Just now it feels like undue pressure is being loaded onto a notoriously difficult time of trading. Yet it’s all United have got, and the approaching month must surely have been at the forefront of any managerial negotiations when it became clear Beech’s flush was busted.
This was not primarily a job for coaching – results have hardly spiked, no matter how much work Keith Millen is attempting – but for recruitment. Last summer, supposedly with 20 per cent greater resources (a fascinating revelation by chief executive Nigel Clibbens last week) has turned out to be calamitous in terms of United’s shopping.
Whoever wishes to accept or offload blame for that, the fact Carlisle did not add the serious attacking players every supporter could see were needed must go down as one of the great market failures the club has seen for yonks.
That period can and must be critically analysed, but it can’t be reversed, and so the heat of scrutiny falls upon this approaching period now. Unless United know exactly what they’re doing and where they’re turning come January 1, then even the recent past will be written up as a big part of the reason Brunton Park’s era as a Football League ground may not be long for this world.
It has been interesting and, given United’s predicament, ever so slightly perturbing to listen to the Barrow manager, Mark Cooper, talking openly about the challenges of January trading. He accepts that young loan players may have to be the order of the day, given the difficulty in finding those who are ready, hungry and in good order to make a difference to a struggling team with 20-odd games of a campaign having already passed.
Millen, too, this week cast a degree of doubt on whether United would be able to move as soon as the window latch is lifted. The risk of more weeks with the current limitations, of more meagre results, makes the salvage job even harder. It piles enormous significance on the months of February, March and April for a restocked team to set things right.
Yet this, quite frankly, has to be a major reason why Millen was appointed. If the director of football does not choose the signings (another topic entirely) and it’s all on the boss, Carlisle simply have to have appointed a man with the necessary contacts, resources, wherewithal; a plan.

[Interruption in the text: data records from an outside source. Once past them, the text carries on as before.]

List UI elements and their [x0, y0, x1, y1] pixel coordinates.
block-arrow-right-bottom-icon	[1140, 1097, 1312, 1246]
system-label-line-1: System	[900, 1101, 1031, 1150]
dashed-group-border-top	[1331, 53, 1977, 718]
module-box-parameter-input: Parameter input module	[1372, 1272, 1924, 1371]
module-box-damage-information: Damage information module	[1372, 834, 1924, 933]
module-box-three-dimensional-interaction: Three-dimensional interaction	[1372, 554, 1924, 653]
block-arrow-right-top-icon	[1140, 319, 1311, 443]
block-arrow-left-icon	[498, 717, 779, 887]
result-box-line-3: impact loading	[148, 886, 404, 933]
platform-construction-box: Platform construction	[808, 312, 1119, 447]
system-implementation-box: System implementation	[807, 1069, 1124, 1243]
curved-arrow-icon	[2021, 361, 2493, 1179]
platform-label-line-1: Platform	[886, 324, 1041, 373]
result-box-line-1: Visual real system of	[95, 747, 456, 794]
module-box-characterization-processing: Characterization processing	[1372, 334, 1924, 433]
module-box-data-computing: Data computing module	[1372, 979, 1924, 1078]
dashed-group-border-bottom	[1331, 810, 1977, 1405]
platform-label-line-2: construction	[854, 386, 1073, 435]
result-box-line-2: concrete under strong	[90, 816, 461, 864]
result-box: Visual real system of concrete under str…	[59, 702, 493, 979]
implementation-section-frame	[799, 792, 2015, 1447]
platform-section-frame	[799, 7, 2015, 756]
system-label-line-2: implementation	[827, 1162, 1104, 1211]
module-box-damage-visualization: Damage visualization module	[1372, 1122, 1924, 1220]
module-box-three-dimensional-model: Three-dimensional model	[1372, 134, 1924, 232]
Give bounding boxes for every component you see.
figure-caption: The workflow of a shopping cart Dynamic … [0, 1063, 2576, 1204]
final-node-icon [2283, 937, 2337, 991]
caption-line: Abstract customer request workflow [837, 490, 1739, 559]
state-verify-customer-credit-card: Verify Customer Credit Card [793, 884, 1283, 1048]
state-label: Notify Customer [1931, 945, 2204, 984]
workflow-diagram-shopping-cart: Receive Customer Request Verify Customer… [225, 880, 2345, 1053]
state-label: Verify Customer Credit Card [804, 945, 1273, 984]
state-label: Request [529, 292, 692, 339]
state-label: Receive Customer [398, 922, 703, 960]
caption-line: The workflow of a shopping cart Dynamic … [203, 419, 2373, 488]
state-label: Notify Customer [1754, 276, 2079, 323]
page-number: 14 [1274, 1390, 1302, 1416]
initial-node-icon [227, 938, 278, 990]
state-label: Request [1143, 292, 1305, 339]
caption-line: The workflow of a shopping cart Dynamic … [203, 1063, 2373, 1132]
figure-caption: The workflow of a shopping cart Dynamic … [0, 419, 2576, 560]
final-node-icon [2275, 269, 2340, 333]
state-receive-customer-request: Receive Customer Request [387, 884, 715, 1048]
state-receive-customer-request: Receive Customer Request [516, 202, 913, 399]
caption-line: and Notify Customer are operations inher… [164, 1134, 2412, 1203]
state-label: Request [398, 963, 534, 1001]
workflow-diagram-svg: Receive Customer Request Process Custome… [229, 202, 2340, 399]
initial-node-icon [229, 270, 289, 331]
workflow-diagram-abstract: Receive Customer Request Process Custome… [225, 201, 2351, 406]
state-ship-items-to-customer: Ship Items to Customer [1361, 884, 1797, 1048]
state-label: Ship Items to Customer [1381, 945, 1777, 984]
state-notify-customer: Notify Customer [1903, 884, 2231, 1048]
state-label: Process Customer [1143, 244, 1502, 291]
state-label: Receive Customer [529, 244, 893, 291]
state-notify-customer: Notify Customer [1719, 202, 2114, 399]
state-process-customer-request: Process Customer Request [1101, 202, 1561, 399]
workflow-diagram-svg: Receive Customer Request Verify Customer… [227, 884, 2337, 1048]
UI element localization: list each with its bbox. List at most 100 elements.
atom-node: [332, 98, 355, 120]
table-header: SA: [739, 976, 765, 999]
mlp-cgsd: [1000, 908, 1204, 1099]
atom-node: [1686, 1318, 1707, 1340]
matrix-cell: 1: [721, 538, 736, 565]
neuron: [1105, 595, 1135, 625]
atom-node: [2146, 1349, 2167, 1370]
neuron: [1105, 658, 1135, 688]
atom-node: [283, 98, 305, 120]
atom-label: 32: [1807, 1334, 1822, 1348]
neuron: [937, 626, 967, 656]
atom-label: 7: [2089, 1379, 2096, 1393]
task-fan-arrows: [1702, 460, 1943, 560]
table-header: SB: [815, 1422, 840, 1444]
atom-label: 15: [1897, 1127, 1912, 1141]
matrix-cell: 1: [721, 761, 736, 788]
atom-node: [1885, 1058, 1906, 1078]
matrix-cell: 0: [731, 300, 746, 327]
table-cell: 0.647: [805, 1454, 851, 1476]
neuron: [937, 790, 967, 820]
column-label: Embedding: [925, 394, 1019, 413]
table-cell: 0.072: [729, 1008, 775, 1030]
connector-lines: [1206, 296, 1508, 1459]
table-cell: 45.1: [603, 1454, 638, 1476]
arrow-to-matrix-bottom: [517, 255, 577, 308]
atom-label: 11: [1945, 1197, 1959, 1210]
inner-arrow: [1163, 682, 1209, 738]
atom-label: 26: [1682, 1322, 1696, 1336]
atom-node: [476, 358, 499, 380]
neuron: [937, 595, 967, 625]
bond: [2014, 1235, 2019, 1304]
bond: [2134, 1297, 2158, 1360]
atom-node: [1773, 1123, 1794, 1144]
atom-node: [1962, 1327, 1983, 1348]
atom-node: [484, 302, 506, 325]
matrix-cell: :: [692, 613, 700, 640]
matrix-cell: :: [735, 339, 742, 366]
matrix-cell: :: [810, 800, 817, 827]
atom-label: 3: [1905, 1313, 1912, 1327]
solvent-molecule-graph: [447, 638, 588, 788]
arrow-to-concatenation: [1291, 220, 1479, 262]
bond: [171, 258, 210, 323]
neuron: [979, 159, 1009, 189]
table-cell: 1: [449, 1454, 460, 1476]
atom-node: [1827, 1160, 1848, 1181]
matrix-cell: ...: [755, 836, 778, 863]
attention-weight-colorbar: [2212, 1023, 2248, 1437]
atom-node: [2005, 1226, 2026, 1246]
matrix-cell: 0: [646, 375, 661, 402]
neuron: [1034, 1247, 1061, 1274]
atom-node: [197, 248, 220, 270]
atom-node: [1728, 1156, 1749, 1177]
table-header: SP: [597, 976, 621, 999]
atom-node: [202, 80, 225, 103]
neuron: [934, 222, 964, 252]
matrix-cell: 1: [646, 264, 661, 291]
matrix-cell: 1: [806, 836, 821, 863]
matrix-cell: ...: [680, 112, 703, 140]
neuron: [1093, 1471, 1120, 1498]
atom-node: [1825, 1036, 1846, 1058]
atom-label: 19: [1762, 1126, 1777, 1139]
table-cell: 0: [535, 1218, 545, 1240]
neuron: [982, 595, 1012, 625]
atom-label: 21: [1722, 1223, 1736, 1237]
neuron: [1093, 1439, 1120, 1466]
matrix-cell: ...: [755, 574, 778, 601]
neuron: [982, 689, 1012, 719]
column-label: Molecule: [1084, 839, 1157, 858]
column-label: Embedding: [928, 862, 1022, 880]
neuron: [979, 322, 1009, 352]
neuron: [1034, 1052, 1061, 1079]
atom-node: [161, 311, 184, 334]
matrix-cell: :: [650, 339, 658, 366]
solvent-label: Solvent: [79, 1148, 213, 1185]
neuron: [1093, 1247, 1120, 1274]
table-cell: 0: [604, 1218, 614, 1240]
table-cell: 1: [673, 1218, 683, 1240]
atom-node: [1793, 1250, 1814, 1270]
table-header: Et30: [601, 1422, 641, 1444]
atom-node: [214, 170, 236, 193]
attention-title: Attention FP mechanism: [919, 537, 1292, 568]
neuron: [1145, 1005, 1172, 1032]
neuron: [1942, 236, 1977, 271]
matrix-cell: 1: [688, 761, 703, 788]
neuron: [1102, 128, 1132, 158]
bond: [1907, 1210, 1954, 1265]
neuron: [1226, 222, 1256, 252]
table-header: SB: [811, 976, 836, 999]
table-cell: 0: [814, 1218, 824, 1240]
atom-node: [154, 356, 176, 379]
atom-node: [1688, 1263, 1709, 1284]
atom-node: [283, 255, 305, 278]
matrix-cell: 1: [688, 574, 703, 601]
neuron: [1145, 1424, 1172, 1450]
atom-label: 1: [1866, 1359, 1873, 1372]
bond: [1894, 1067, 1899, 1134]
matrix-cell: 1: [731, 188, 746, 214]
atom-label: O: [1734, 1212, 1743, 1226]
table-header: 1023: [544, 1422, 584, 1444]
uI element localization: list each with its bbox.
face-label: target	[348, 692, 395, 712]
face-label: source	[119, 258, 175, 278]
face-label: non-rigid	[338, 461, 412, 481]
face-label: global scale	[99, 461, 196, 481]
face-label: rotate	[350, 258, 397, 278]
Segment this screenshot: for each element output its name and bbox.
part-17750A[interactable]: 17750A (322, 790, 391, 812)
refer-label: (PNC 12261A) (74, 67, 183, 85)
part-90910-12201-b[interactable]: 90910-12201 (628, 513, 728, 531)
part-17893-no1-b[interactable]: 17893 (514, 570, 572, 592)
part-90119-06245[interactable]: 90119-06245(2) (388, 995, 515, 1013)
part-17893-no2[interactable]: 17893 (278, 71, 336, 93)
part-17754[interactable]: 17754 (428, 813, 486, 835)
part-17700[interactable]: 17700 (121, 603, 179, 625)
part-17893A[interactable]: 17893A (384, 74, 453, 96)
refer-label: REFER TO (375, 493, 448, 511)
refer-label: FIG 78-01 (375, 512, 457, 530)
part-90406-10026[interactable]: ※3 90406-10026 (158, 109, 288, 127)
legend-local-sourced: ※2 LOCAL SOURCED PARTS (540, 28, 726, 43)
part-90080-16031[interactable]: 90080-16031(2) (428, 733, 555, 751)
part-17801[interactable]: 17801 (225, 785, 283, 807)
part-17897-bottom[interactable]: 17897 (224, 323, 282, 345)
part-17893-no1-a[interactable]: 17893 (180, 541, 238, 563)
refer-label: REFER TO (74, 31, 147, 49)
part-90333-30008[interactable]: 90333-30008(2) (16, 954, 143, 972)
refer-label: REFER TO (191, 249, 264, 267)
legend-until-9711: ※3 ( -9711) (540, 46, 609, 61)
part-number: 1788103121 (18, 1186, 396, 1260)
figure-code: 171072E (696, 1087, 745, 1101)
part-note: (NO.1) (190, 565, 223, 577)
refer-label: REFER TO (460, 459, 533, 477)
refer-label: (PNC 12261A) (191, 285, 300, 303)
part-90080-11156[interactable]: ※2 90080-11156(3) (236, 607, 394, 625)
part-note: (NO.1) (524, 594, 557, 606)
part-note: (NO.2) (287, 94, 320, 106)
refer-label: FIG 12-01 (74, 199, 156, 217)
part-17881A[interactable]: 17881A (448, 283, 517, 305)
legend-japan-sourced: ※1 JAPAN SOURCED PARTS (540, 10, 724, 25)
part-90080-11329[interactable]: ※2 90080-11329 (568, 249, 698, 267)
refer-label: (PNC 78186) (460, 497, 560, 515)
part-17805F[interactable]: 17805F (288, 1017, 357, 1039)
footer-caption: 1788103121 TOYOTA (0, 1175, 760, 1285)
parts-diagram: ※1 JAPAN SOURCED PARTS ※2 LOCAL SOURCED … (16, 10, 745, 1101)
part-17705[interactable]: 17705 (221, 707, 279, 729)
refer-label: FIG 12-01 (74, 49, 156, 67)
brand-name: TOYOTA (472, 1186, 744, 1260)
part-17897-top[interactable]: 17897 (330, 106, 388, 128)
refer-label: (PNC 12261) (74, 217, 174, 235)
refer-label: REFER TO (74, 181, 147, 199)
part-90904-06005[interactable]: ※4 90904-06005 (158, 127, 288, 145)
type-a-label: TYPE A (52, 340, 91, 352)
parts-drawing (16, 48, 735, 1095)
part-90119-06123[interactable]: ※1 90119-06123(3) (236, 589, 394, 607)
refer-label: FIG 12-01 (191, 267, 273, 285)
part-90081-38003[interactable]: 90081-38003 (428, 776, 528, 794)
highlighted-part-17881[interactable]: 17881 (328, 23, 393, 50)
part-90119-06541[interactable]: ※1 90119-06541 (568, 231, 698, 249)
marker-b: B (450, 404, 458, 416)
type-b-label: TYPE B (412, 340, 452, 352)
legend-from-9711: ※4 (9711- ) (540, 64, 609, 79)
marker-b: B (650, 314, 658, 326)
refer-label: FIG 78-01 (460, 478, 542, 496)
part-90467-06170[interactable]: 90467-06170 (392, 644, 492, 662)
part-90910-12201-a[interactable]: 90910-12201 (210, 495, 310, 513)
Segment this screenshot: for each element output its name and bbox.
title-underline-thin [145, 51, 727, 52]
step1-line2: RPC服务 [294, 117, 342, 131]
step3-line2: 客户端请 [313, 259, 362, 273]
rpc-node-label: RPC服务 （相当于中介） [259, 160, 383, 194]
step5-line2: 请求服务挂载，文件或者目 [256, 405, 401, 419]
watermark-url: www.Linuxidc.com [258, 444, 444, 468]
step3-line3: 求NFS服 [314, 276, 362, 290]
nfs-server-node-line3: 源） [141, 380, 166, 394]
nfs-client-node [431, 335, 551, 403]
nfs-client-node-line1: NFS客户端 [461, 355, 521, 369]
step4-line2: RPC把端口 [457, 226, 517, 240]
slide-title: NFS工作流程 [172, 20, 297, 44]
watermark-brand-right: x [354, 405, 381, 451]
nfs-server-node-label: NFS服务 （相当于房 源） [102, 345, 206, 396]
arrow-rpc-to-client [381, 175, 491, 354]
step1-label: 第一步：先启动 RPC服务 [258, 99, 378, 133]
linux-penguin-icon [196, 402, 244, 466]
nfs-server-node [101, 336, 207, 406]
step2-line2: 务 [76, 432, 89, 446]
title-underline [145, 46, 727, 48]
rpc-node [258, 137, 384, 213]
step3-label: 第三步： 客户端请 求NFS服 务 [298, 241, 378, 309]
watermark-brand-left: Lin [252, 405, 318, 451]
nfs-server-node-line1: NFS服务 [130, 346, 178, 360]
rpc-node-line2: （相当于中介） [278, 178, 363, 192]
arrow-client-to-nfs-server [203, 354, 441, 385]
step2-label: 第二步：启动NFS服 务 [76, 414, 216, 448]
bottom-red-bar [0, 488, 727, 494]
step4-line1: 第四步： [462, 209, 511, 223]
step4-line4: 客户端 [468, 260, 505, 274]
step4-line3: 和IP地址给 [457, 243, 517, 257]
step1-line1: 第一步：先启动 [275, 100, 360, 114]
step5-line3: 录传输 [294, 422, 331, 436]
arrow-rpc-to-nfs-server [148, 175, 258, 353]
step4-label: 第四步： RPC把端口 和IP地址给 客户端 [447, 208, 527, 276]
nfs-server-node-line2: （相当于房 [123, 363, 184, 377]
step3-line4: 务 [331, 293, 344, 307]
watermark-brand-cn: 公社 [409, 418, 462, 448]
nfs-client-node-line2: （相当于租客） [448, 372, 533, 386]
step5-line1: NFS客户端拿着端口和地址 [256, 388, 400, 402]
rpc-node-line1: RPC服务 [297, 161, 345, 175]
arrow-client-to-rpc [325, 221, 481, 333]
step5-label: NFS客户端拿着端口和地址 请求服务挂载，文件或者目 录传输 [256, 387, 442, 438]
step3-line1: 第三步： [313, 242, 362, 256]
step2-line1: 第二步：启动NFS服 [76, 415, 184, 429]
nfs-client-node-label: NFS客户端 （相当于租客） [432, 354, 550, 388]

They have to have nailed this. There must be an absolute minimum of hard-luck stories from here. If United have the funds to strengthen, as Millen has assured supporters and as Holdings directors insisted in yesterday's jolly succession-demise statement, they have to be applied dynamically, with evidence of long-range planning that kicked in the moment Beech’s tenure appeared beyond saving.
The Blues, with all the decisions leading to this point, have created the enormous burden that now comes down on them. Make a hash of it, and it will join the pile of dysfunctional evidence sifted through by fans at the end of 2021/22's misadventure.
Defy broad history and do the work that inspires recovery, and they’ll pull themselves, and perhaps one or two reputations, out of the flames. No pressure, then.